Ich wollte mich von einem uralten, verrosteten, vermosten, versifften, baufälligen Stadion verabschieden, das noch eine Holztribüne sein eigen nennt und irgendwann mal das modernste seiner Zeit war; zumindest seine Flutlichtmasten und seine Videoleinwand waren das.

Zack, schon bald Geschichte. Ach, Wildpark, Dich gibt's nicht noch mal.

Abschied unter derAnzeigetafel

Wie ich da feiertags also meine Runde drehte, so ganz für mich in diesem weiten Stadionrund, da packte mich das an. Wie ich da so stand, schräg unter der Anzeigetafel, auf die Haupttribüne blickte mit ihren Monsterkrallen, auf die Gegengerade mit ihren Holzsitzen, ihren staubigen Stehrängen, da schauderte mich. Auf dem Rasen habe ich schon Aufstiege gefeiert und Nichtabstiege beseufzt, habe auf den Rängen Relegationen ertragen, das Pokalendspiel erreicht, ein 7:0 erlebt und noch eins, im Nebel die Tore nicht gesehen und die Hände über dem Kopf zusammengeschlagen und geschrien, viel geschrien.

Ich stand bei über 30 Grad im Fanblock, lange bevor es eine Singing Area gab, und lechzte nach Wasser oder dem kalten Bier aus der Werbung, dabei mag ich Bier nicht mal sonderlich. Nicht mehr. Vielleicht liegt’s an zu vielen Auswärtsfahrten. Eine davon ist schuld, dass ich lange Zeit einen Bogen um Joghurt machte, und dabei fällt mir auf: Die Joghurt-Antipathie hat auch einen Runden. 1998 war’s, nach dem Abstieg in Rostock, die längste Zugfahrt der Geschichte, mit der größten Menge Frei-Joghurt der Geschichte. Manchmal habe ich das Gefühl, wir fahren und löffeln immer noch. Und doch ist auch das 20 Jahre her.

Löffel gab’s keine im Wildpark, auch keine Schale, zumindest nicht die in Liga eins.
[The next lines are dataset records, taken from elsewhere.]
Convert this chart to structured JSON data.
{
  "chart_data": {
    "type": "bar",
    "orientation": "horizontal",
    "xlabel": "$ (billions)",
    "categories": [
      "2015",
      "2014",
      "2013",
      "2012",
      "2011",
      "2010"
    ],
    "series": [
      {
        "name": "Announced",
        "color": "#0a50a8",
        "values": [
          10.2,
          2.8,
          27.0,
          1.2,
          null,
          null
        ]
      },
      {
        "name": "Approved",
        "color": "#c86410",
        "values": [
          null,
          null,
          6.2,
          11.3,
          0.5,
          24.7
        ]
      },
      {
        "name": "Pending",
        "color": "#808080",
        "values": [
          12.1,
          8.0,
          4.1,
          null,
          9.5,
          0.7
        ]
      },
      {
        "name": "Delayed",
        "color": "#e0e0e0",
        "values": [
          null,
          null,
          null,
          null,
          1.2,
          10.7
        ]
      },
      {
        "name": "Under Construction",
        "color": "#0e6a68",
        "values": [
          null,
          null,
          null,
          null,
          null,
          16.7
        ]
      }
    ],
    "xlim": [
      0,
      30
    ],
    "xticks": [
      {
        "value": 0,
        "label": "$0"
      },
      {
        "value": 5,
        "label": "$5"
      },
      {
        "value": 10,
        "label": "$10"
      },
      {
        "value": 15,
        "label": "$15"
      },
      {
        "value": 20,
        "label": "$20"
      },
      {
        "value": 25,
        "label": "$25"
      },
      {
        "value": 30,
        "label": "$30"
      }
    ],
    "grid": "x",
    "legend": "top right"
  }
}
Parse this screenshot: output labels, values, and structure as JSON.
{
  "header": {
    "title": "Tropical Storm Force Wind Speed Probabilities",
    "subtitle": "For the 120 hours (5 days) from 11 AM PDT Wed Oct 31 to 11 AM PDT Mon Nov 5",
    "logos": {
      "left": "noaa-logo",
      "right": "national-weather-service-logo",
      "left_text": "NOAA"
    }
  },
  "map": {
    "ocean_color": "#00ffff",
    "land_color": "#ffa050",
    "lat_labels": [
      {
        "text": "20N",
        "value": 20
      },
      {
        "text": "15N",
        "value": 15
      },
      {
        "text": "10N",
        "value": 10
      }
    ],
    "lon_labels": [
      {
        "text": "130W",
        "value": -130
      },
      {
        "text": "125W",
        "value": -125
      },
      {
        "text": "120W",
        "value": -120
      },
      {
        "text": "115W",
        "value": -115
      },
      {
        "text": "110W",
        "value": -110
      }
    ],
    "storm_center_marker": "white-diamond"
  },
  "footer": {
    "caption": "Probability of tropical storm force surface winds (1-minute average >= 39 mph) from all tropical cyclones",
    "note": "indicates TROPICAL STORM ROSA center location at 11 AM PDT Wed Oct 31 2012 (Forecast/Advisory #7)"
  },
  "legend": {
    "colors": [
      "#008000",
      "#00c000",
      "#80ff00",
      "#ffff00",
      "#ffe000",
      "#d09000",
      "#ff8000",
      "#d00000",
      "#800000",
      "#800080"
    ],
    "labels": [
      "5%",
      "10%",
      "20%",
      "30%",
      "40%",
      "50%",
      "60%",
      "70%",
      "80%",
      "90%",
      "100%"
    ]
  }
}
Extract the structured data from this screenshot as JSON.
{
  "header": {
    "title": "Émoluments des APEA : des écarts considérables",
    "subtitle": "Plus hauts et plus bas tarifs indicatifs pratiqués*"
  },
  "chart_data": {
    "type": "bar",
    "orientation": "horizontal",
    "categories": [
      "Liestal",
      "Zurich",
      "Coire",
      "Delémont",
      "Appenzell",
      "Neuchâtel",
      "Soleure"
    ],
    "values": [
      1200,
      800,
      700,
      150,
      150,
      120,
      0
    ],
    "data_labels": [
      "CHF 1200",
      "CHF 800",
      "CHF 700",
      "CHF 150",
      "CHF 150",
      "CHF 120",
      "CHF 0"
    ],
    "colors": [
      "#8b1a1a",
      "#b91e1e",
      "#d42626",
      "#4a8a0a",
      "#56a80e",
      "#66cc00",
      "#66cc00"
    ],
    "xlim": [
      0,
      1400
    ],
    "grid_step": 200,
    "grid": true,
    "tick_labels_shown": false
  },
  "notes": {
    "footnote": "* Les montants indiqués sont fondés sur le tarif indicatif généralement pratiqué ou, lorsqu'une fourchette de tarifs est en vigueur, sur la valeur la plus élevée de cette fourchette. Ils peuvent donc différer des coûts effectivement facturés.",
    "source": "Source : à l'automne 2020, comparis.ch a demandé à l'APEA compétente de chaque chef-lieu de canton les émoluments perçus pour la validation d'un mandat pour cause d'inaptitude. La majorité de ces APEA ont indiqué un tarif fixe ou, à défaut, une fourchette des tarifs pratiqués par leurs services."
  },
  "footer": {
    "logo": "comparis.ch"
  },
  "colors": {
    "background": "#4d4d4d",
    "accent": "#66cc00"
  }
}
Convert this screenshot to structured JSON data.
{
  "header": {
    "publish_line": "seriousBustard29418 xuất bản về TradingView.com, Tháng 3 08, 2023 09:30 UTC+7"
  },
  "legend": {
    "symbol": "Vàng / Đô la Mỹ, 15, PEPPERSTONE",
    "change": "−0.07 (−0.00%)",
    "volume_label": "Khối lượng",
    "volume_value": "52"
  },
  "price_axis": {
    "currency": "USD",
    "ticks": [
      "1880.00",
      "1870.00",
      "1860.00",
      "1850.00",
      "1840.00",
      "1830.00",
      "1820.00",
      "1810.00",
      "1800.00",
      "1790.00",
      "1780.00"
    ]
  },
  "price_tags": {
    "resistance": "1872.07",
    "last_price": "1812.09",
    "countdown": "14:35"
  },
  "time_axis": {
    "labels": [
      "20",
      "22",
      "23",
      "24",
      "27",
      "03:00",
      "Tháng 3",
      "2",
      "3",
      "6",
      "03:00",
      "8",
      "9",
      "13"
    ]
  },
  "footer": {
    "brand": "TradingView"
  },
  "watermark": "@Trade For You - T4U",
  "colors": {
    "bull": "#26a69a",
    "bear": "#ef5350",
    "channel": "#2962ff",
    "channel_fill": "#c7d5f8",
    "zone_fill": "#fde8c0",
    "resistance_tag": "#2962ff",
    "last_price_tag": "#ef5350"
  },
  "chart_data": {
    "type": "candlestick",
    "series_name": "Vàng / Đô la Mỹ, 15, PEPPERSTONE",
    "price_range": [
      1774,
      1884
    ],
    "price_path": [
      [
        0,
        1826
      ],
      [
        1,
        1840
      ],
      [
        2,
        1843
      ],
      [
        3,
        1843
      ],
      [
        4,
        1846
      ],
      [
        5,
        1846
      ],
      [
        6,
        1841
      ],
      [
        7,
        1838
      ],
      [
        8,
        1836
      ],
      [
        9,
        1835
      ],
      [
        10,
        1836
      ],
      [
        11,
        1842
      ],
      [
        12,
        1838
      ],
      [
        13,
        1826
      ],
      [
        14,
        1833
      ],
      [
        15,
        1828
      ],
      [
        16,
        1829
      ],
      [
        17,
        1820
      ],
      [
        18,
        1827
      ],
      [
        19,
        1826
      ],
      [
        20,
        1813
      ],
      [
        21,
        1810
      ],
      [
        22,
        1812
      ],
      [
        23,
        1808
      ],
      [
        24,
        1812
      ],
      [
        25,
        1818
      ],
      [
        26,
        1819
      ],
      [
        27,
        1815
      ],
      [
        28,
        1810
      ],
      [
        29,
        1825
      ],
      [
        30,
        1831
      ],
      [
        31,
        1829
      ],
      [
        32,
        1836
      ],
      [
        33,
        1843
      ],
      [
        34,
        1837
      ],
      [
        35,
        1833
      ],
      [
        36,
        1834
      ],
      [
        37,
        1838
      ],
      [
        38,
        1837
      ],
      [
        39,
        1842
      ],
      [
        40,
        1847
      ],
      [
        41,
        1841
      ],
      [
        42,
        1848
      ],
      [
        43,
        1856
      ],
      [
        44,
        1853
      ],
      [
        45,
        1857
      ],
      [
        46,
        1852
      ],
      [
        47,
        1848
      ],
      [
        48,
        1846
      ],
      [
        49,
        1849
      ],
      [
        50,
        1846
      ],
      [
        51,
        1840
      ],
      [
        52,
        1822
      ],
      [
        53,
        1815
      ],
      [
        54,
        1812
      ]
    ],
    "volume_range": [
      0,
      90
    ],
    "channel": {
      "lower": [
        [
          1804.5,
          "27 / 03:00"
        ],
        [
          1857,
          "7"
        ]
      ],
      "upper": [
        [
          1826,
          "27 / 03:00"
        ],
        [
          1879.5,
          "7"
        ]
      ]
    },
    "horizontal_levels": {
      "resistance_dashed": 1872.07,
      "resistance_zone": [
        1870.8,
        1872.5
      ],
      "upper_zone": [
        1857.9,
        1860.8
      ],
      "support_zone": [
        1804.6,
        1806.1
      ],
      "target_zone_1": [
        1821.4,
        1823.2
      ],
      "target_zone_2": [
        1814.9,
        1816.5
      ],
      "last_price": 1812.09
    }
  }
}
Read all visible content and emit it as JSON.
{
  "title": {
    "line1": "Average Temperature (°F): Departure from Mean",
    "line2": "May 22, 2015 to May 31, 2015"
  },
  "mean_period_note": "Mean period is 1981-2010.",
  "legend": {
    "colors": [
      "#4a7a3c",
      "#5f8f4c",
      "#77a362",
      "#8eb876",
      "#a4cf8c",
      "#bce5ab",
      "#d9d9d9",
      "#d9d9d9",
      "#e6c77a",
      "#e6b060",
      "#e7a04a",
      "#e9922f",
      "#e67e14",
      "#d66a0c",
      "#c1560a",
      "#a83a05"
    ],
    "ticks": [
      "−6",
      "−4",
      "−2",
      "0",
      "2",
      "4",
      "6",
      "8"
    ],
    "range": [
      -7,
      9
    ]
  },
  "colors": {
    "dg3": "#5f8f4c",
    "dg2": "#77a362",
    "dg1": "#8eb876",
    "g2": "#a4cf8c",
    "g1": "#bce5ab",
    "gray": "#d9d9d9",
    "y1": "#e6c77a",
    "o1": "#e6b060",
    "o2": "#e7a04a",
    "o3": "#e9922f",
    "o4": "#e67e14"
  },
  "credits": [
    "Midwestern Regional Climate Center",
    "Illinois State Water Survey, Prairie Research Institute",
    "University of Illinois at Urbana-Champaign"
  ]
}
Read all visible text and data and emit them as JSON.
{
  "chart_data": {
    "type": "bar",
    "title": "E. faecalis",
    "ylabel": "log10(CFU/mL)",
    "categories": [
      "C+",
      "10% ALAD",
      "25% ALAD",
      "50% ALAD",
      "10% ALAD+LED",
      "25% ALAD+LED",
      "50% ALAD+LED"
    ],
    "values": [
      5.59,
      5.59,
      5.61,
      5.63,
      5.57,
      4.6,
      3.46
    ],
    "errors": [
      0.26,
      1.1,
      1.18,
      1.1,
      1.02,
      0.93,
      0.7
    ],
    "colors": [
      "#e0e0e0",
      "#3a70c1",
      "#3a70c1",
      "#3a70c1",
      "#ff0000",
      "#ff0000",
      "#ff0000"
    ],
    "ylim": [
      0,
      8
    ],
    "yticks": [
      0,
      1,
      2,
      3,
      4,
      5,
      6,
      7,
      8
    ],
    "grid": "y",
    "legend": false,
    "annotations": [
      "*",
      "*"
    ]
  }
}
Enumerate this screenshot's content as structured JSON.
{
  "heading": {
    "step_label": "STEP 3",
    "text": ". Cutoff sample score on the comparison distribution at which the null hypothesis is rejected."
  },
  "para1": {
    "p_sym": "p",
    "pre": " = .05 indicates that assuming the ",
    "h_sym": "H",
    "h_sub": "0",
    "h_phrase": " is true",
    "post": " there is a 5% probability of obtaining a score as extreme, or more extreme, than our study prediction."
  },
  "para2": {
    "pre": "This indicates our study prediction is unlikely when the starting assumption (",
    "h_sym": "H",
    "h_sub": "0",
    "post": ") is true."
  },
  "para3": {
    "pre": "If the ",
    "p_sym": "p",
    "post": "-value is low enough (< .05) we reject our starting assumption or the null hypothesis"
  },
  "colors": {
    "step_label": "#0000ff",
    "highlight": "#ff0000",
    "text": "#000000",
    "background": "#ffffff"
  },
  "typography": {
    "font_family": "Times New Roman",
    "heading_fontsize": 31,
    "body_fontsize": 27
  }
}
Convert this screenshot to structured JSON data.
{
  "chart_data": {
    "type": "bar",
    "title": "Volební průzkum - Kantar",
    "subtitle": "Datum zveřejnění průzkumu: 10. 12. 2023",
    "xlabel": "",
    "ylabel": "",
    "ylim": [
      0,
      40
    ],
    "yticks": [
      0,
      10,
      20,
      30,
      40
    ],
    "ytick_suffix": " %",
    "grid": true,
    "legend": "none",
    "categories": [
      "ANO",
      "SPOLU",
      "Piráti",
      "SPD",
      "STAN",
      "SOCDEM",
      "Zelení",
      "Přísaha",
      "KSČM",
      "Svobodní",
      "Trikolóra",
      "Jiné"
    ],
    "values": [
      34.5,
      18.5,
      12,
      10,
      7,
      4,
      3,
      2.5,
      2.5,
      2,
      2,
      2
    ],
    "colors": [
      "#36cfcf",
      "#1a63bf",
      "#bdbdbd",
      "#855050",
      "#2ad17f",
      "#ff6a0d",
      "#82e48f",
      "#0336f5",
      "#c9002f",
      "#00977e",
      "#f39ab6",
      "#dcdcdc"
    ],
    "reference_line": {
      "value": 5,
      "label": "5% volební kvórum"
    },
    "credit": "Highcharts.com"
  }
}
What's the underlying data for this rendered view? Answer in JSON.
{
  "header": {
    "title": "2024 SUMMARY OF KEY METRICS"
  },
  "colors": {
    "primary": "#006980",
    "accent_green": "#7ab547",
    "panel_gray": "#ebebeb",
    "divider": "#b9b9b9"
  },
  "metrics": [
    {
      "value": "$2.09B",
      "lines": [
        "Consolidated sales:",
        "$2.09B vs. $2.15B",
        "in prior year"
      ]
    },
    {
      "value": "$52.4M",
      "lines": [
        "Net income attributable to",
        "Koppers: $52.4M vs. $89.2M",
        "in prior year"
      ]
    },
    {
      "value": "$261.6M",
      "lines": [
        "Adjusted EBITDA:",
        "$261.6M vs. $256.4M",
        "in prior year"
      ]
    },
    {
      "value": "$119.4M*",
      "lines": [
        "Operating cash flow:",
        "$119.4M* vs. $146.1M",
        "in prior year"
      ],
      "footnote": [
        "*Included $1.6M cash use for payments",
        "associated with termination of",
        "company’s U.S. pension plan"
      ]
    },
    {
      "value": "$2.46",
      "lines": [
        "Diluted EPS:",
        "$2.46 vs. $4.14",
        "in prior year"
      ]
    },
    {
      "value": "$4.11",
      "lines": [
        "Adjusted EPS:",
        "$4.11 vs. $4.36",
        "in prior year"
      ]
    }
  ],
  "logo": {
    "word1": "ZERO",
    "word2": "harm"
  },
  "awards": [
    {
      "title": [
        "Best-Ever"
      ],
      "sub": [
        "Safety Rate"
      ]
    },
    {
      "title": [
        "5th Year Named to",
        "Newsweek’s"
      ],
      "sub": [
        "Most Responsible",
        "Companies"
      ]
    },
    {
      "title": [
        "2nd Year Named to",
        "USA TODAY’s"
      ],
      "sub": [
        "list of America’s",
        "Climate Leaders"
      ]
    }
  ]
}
Dafür durfte ich viele Spiele in selbiger Spielklasse erleben, durfte dabei sein, wie Oliver Kahn zwischen den Pfosten zum Titan emporwuchs, wie Euro-Eddy die Arme in die Höhe reckte, wie Kiki alle ausdribbelte, und da waren ja auch Magic und Eggi, Iron und der Lange, und kennen Sie noch Dirk Klinge oder Lars Schmidt? Ewig könnte ich so weitermachen, aber Sie kämen mir vermutlich gelangweilt abhanden. Zurück also zum Abschied.

Ein letztes Winken

Vergangenen Donnerstag habe ich dem Wildparkstadion gewunken. Ganz still, versteckt, für mich. Ohne Massen auf den Rängen, ohne Musik aus den Lautsprechern, ohne großes Pompom und Trara, aber mit großen Gefühlen. Ich hatte nicht erwartet, dass es mich so schuckt. Dabei ist die Zeit, in der Fußball im Allgemeinen und der Karlsruher Sport-Club im Speziellen über meine Laune, Wohl und Wehe entschied, lange her. Die Jahre, in denen ich als Fan mit Schals und Trikot, Mütze und allem, was der blau-weiße Schrank so hergab, ins Stadion pilgerte – eine gefühlte Ewigkeit vorbei. Ich als Kartenabreißer am Eingang Fasanengarten und hernach als Ordner im neongelben Leibchen im Block – in einem anderen Leben. In 30 Jahre passt so einiges.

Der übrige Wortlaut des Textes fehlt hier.